The energy budget of Earth's space environment is controlled largely by the energy transfer between the solar wind and the magnetosphere. The degree to which the highly variable solar wind couples to the magnetosphere is controlled by magnetic reconnection between the interplanetary magnetic field and the Earth's magnetic field. Reconnection drives large-scale plasma circulation in the coupled magnetosphere-ionosphere system, i.e., in geospace. Geospace is the region where human space exploration and commercial exploitation of space takes place. The proposed research program aims to investigate the coupling of the solar wind, the magnetosphere and the upper atmosphere, particularly the ionosphere, via simultaneous ground- and space-based observations of: the upstream solar wind conditions, the state of the ionosphere and thermosphere, the circulation of plasma in the magnetosphere, magnetic field variations, and the magnetospheric currents that produce aurora. Ground-based studies of the ionosphere have the advantages of being relatively inexpensive and able to cover vast areas. Since all points in the magnetosphere are linked to the ionosphere by the Earth's magnetic field lines, the ionosphere acts as a large screen onto which magnetosphere dynamics are projected, allowing ground based instrument to remotely sense nearly the entirety of geospace. Satellites, in contrast, have the advantage of being able to measure magnetospheric phenomena in situ with high precision but usually in highly localized regions. Taken together, ground- and space-based datasets provide essential complementary information on plasma physics processes in the magnetosphere. Joint ground- and space-based studies of particles, electromagnetic fields, and currents hold the key to understanding the influence of solar activity on the Earth's space environment.

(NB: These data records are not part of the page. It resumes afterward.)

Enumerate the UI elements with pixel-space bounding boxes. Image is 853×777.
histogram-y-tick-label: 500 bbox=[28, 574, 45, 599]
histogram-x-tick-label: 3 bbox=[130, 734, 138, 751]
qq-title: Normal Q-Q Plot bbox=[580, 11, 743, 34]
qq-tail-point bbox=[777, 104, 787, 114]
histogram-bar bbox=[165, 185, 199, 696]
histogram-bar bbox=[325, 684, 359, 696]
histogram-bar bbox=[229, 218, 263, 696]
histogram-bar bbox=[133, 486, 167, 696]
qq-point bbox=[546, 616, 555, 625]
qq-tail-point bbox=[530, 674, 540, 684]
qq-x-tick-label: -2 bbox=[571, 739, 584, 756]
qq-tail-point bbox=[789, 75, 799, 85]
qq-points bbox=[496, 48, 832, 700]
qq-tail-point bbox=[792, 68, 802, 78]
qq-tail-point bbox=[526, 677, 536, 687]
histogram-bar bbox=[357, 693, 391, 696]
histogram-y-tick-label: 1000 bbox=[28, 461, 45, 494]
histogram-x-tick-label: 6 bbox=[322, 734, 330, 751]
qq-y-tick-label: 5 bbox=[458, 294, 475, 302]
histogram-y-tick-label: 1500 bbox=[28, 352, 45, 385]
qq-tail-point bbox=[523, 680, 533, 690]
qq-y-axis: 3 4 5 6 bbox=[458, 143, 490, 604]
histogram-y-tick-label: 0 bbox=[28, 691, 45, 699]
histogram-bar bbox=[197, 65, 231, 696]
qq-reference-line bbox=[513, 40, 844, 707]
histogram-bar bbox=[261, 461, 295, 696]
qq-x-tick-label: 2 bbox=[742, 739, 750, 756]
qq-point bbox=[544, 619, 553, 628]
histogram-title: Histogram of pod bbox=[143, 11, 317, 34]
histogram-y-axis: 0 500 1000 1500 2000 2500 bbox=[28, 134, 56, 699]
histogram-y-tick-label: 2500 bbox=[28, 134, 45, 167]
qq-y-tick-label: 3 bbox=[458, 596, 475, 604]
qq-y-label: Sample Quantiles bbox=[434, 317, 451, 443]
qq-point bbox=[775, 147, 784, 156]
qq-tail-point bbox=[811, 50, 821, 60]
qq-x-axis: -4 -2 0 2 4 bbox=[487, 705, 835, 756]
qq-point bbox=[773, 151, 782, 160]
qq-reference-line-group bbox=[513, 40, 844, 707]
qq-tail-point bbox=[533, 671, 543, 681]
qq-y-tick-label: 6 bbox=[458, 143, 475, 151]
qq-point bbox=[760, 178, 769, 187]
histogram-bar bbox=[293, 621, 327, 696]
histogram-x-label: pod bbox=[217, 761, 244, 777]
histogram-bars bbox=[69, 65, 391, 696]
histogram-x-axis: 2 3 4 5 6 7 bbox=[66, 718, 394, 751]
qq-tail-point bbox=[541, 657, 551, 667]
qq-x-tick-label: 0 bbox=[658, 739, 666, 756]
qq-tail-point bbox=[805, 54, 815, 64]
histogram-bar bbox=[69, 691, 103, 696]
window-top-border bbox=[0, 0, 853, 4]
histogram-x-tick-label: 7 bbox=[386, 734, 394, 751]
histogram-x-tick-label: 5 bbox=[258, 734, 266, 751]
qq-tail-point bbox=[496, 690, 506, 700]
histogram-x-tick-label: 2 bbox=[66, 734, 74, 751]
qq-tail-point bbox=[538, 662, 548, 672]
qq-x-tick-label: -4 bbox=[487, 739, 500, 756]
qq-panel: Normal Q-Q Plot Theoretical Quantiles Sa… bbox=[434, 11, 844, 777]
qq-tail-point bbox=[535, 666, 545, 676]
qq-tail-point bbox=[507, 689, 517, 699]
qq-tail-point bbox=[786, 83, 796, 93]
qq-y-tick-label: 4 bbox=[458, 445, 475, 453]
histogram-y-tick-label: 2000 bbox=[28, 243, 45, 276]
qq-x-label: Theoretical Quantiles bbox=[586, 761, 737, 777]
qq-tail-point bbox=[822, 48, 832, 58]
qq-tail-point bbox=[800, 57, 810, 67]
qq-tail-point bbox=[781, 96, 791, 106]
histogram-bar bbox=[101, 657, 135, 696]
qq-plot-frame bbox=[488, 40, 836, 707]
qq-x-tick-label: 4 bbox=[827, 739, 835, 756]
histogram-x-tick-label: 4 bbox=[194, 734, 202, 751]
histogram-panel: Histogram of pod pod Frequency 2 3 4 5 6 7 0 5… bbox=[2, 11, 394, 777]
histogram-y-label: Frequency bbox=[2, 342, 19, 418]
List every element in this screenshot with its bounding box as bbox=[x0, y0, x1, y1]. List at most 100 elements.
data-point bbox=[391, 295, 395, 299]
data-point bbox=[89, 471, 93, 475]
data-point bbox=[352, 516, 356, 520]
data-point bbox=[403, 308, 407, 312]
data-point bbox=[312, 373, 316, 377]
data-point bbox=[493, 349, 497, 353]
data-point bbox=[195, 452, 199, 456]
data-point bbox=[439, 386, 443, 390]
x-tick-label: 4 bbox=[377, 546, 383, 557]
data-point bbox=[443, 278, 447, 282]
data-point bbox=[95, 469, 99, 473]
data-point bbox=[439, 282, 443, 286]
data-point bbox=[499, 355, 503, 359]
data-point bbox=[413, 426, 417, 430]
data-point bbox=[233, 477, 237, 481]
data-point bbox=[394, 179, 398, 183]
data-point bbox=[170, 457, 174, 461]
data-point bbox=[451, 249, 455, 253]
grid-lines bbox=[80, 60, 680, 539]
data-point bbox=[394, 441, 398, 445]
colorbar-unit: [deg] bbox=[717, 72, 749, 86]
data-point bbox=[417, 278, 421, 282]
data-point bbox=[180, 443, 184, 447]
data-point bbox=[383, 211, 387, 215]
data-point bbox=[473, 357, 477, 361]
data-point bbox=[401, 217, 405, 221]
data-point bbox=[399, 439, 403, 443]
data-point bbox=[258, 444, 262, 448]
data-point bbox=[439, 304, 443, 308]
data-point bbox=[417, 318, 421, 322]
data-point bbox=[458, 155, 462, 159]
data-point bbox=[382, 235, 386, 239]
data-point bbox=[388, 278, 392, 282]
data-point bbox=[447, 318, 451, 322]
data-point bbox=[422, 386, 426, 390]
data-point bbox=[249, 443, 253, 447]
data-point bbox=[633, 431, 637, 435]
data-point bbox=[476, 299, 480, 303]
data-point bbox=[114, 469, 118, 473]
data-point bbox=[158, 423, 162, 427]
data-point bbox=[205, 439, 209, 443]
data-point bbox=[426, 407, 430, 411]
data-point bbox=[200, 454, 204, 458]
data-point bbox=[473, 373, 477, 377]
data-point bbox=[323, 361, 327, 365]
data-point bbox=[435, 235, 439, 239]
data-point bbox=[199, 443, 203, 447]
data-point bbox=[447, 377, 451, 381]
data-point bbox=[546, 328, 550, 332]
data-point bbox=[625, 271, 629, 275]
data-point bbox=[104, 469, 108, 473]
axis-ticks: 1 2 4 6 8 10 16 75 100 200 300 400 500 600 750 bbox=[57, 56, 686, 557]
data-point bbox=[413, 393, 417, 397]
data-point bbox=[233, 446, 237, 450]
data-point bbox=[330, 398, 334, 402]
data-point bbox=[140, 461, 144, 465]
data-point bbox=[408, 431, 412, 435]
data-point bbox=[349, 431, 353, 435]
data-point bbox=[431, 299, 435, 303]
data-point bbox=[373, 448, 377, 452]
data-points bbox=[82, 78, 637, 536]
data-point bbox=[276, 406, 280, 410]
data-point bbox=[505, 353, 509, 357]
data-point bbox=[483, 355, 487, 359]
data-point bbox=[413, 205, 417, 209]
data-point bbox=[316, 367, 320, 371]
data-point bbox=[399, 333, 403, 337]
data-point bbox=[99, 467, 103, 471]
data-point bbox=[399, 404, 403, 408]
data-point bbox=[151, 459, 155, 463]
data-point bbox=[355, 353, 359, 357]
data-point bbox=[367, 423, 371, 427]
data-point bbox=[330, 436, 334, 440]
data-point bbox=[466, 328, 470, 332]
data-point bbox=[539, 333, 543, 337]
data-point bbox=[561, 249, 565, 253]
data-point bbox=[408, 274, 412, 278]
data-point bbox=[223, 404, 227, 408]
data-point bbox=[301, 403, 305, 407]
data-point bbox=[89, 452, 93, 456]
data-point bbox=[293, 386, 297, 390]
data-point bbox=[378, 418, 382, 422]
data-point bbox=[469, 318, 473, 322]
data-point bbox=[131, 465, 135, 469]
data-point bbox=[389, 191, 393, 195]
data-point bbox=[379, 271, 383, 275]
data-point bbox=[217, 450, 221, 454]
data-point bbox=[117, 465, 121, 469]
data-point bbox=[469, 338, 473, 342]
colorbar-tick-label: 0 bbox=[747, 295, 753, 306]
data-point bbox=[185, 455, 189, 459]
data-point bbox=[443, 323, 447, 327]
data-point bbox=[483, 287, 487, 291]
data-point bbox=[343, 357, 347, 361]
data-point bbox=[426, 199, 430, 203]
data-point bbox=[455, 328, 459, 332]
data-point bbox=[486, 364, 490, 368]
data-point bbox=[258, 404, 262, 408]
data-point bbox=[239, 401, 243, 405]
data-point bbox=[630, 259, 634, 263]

地球空间环境的能量收支主要由太阳风和磁层之间的能量转移控制。高度变化的太阳风与磁层的耦合程度由行星际磁场和地球磁场之间的磁重联控制。重新连接驱动磁层-电离层耦合系统（即地球空间）中的大规模等离子体循环。地球空间是人类太空探索和太空商业开发发生的区域。拟议的研究计划旨在通过同时进行地面和空间观测来研究太阳风、磁层和高层大气（特别是电离层）的耦合：上游太阳风条件、电离层和热层的状态、磁层中等离子体的循环、磁场变化以及产生极光的磁层电流。电离层的地面研究具有相对便宜且能够覆盖广阔区域的优点。由于磁层中的所有点都通过地球磁场线与电离层相连，因此电离层充当了磁层动力学投影到其上的大屏幕，使地面仪器能够远程感知几乎整个地球空间。相比之下，卫星的优势在于能够高精度地现场测量磁层现象，但通常是在高度局部化的区域。总而言之，地面和空间数据集提供了磁层中等离子体物理过程的重要补充信息。对粒子、电磁场和电流进行地面和太空联合研究是了解太阳活动对地球空间环境影响的关键。